Connect numbered islands with bridges under a few constraints. Each island must have exactly the number of bridges its number shows; bridges run only horizontally or vertically in straight lines between two islands; at most two bridges may join any pair of islands; bridges may not cross each other or pass through islands; and when finished, all islands must form a single connected network. These few rules interact to make each proper puzzle solvable by logic alone, with the connected-network requirement adding a clever global constraint on top of the local bridge counts.

Only counting, no real arithmetic. You simply track how many bridges each island requires and how many it still needs, which involves basic counting rather than calculation. This makes Hashi a purely visual and spatial logic puzzle, distinct from number puzzles like Kakuro or KenKen that involve sums. The challenge comes from spatial deduction, working out which connections are forced and how the no-crossing and single-network rules eliminate options, so people who prefer logic and spatial reasoning over arithmetic often find Hashi especially appealing.

Look for forced connections, especially at high-numbered islands. An island whose number equals the maximum bridges it could possibly take given its neighbours must use all of them, for example a central island numbered eight must double-bridge all four neighbours, since that is the only way to reach eight. These forced bridges give certain footholds with no guesswork. Place them first, note how many bridges each island still needs, and let those certainties constrain neighbouring islands, which sets off a chain of deduction that gradually resolves the grid.

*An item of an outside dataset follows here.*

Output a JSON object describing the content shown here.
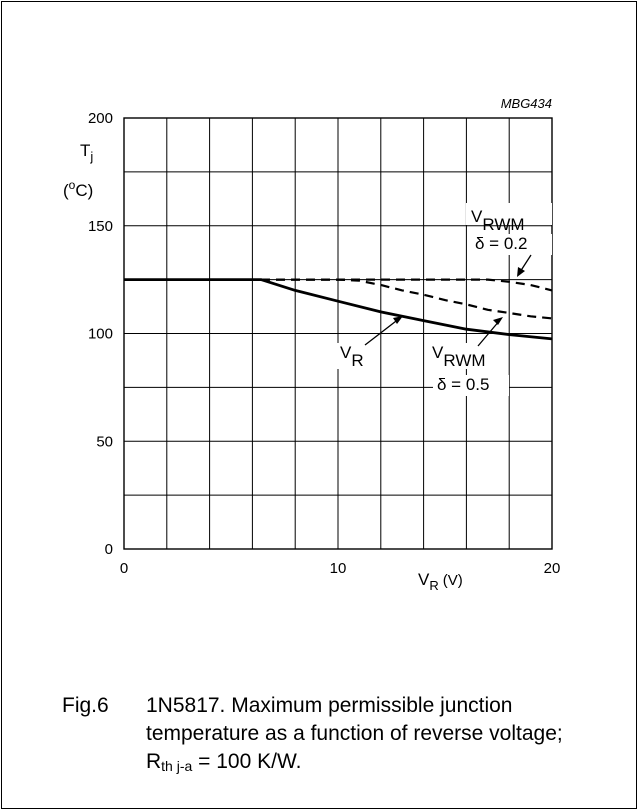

It lets you reject connections that would isolate a closed group. Since all islands must end up in a single connected network, any bridge that would seal off a separate, self-contained cluster, leaving it unable to join the rest, can be ruled out even if it otherwise satisfies the local bridge counts. This global constraint resolves ambiguous spots that counting alone cannot, making it a powerful solving tool late in a puzzle. Keeping the single-network requirement in mind, alongside the no-crossing rule, is often what cracks the trickier deductions.